Penggunaan bahan tambahan sebagai bahan pengisi, pengikat, penghancur
dan pelicin dalam proses formulasi dapat menghambat atau mempercepat
laju disolusi tergantung bahan tambahan yang digunakan. Cara pengolahan
bahan baku, bahan tambahan dan prosedur yang dilakukan dalam
formulasi sediaan padat peroral juga berpengaruh terhadap laju disolusi.
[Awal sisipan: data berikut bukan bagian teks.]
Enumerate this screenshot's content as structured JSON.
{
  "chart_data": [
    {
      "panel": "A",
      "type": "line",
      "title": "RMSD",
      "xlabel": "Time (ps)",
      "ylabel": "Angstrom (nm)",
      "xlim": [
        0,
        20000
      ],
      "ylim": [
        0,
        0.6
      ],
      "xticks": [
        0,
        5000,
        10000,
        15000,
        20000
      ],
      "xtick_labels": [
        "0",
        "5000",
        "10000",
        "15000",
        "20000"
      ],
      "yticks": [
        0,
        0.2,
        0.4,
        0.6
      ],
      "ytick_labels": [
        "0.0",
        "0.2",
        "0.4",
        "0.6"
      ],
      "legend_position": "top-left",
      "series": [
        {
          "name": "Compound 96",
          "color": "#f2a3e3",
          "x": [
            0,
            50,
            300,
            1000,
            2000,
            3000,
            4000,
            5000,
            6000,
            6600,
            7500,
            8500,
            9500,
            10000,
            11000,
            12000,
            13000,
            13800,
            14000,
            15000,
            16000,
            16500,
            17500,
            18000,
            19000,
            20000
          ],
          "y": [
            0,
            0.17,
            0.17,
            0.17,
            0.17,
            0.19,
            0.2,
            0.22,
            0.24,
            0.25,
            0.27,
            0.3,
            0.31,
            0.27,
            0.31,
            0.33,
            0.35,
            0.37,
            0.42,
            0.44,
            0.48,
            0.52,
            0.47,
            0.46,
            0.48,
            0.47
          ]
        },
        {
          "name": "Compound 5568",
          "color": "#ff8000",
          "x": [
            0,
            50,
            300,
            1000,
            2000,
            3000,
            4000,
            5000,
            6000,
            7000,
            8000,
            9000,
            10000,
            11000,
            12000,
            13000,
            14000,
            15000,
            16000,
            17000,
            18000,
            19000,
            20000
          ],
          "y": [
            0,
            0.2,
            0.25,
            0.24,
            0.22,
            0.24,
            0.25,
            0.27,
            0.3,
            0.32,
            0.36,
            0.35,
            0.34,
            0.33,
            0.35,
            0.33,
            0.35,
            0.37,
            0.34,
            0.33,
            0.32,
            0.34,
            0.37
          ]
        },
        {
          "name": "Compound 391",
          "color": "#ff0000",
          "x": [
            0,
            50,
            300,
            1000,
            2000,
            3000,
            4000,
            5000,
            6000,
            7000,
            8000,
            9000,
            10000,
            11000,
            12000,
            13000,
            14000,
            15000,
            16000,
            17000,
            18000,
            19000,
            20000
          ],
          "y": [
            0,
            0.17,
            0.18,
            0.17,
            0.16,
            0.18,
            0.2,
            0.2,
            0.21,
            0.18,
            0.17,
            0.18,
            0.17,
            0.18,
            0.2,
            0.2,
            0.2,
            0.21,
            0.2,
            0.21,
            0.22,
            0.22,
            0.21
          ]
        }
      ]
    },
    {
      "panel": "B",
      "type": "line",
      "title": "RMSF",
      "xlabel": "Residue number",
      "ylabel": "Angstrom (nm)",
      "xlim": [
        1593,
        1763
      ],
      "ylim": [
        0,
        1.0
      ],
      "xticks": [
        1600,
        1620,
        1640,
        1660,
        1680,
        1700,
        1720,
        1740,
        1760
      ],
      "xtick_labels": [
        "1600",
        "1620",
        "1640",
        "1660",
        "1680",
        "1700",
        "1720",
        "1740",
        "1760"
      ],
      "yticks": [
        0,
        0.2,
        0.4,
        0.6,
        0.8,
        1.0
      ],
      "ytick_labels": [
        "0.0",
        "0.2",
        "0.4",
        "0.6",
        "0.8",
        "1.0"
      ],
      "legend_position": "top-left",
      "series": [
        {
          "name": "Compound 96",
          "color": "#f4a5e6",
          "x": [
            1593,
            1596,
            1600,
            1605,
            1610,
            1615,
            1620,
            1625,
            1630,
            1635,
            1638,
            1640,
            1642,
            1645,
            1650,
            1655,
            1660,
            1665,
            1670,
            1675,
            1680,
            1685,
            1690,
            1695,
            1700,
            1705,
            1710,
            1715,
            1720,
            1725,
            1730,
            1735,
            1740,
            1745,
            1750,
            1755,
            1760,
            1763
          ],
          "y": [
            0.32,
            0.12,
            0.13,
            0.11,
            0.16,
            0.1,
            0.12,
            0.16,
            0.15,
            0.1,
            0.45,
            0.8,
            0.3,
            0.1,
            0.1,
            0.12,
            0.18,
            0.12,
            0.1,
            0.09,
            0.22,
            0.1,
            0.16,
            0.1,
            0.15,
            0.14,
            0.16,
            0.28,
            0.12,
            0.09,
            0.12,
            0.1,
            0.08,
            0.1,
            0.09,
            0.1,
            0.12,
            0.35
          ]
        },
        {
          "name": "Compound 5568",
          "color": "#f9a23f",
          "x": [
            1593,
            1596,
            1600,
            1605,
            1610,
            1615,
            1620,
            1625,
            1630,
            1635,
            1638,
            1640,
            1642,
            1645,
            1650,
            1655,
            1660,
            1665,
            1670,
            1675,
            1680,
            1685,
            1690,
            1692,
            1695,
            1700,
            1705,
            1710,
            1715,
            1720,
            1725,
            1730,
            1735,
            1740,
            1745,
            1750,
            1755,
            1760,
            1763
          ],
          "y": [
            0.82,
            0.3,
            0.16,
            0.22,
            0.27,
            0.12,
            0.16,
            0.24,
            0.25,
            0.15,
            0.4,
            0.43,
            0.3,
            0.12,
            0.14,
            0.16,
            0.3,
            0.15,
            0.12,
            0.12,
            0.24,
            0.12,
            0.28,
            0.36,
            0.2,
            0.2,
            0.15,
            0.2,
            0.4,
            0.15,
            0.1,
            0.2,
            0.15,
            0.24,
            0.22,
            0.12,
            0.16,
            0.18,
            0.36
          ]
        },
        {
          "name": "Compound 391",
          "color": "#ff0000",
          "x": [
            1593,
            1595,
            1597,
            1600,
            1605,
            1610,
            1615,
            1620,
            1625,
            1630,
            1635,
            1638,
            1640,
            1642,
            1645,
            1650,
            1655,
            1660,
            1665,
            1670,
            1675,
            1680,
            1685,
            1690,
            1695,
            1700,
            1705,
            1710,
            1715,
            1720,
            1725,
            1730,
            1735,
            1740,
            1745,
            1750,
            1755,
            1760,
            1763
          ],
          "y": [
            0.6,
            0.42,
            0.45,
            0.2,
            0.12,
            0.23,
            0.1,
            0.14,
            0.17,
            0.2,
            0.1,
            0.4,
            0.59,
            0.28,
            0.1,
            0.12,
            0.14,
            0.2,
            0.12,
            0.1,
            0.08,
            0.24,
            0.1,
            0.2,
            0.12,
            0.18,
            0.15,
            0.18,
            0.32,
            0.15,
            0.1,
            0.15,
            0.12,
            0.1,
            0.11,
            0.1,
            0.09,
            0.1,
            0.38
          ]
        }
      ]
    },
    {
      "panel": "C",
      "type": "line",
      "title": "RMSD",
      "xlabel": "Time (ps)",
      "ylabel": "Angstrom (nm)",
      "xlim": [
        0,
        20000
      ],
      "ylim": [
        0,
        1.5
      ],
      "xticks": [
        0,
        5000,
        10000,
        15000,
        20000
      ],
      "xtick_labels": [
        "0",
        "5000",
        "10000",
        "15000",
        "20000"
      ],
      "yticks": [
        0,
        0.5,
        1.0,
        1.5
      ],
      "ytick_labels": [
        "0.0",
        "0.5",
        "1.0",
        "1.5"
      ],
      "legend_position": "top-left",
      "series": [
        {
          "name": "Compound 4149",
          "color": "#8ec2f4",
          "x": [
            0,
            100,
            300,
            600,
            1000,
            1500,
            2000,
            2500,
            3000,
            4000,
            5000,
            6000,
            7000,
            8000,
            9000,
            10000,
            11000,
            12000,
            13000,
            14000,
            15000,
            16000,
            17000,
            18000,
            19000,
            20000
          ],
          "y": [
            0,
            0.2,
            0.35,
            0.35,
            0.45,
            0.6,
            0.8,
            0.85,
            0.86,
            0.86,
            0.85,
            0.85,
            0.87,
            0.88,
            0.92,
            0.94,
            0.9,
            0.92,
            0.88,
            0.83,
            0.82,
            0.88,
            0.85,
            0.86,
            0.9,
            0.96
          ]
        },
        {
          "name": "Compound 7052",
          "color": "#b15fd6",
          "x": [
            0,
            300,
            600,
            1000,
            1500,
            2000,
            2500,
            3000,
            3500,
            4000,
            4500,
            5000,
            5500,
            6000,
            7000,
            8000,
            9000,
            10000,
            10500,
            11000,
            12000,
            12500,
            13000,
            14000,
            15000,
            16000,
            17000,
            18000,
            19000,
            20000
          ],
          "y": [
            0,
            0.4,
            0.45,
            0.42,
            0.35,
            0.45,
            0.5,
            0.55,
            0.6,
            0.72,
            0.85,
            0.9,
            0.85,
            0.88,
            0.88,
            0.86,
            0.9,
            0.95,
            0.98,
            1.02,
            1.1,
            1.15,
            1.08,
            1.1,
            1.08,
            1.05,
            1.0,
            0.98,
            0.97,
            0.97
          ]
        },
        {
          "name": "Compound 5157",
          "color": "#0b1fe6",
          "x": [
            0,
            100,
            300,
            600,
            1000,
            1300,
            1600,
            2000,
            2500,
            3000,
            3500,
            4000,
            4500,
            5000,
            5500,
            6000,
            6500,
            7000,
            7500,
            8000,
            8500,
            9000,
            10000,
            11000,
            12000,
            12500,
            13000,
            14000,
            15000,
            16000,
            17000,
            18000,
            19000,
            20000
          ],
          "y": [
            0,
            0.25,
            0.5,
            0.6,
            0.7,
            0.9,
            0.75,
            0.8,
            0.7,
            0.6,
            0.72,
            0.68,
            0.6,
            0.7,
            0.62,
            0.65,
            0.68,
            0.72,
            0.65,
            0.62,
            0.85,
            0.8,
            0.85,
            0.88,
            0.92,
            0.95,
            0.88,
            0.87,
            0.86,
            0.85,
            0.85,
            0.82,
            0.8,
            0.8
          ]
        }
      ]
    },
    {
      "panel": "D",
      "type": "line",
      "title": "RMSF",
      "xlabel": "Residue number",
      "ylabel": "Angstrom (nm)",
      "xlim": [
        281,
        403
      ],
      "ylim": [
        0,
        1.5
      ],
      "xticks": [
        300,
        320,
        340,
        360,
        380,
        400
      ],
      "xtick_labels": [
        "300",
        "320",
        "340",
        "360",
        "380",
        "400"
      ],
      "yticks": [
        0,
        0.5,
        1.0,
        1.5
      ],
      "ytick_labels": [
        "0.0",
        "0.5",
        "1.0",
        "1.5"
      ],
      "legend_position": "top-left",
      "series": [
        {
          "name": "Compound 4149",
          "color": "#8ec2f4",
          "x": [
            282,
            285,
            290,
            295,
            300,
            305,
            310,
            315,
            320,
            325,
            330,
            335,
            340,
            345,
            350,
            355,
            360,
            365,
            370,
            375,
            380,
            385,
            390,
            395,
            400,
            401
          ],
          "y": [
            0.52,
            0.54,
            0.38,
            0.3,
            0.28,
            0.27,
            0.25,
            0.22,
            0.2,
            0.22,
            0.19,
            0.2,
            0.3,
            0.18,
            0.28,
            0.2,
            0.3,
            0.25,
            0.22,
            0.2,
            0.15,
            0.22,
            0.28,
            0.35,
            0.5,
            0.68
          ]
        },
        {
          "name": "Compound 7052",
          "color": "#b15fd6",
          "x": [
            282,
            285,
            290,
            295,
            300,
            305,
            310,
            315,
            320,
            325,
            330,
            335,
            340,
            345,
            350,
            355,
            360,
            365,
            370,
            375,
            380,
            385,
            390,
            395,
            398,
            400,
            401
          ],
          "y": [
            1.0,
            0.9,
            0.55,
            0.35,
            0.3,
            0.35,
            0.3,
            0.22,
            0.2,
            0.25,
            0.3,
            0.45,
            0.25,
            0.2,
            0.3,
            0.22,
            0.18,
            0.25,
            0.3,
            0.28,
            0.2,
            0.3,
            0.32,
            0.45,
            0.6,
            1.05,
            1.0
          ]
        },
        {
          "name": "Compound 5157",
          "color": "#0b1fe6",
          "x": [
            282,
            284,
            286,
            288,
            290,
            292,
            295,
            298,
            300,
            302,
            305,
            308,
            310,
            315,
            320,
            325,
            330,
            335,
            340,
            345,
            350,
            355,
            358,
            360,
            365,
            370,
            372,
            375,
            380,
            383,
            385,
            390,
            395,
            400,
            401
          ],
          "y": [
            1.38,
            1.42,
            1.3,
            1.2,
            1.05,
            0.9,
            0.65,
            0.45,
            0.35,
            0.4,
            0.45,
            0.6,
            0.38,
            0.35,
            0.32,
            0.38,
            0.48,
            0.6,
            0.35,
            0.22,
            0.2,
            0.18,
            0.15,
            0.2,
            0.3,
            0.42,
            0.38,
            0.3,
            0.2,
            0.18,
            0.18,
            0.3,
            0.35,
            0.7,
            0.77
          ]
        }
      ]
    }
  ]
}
Waktu pengadukan lama pada granulasi basah dapat menghasilkan granul-
granul besar, keras dan padat sehingga pada proses pencetakan dihasilkan
tablet dengan waktu hancur dan disolusi yang lama. Faktor formulasi yang
mempengaruhi laju disolusi diantaranya : kecepatan disintegrasi, interaksi
obat dengan eksipien (bahan tambahan) dan kekerasan.
c. Faktor yang berkaitan dengan alat uji disolusi dan parameter uji
Faktor ini dipengaruhi oleh lingkungan selama percobaan meliputi :
kecepatan pengadukan, suhu medium, pH medium dan metode uji yang
digunakan. Pengadukan mempengaruhi penyebaran partikel-partikel dan
tebal lapisan difusi sehingga memperluas permukaan partikel yang kontak
dengan pelarut. Suhu medium berpengaruh terhadap kelarutan zat aktif.
Zat yang kelarutannya tidak tergantung pH, perubahan pH medium
disolusi tidak akan mempengaruhi laju disolusi. Pemilihan kondisi pH
pada percobaan in vitro penting karena kondisi pH akan berbeda pada
lokasi obat disaluran cerna. Metode penentuan laju disolusi yang berbeda
dapat menghasilkan laju disolusi sama atau berbeda, tergantung pada
metode uji yang digunakan (Syukri, 2002).
2.4. Penetapan Kadar
Setelah pengambilan sampel uji disolusi, dilanjutkan dengan proses
analisis penetapan kadar zat aktif dalam sampel (Siregar, 2008).
Penetapan kadar dipilih berdasarkan fungsi sifat senyawa dan prosedur
penetapan kadar senyawa dalam cairan. Untuk penetapan kadar dapat dilakukan
dengan metode fisikokimia yaitu spektrofotometri UV Visibel, fluorometri dan
konduktometri (Devissaquest, 1993).
Metode yang dipilih dalam penetapan kadar uji disolusi tablet Gliseril
Guaiakolat yaitu Spektrofotometri UV. Spektrofotometer UV-Vis adalah
pengukuran panjang gelombang dan intensitas sinar ultraviolet dan cahaya tampak
yang diabsorbsi oleh sampel. Metode ini biasanya digunakan untuk molekul dan
ion anorganik atau kompleks di dalam larutan. Spektrum UV-Vis mempunyai
bentuk yang lebar dan hanya sedikit informasi tentang struktur yang didapatkan,
tetapi spektrum ini sangat berguna untuk pengukuran secara kuantitatif
(Dachriyanus, 2004).
Analisis spektrofotometri cukup teliti, cepat dan sangat cocok untuk
digunakan pada kadar yang sangat rendah. Senyawa yang dianalisis harus
mempunyai gugus kromofor. Pengamatan spektrum bermanfaat, karena dapat
membandingkan spektrum sebelum dan sesudah partisi (Sardjoko, 1993).
Umumnya pelarut yang sering dipakai untuk analisis Spektrofotometri
adalah air, etanol, sikloheksana dan isopropanol. Dalam pemilihan pelarut, yang
perlu diperhatikan yaitu polaritas pelarut yang dipakai karena sangat berpengaruh
terhadap pergeseran spektrum molekul yang dianalisis (Mulja, 1995).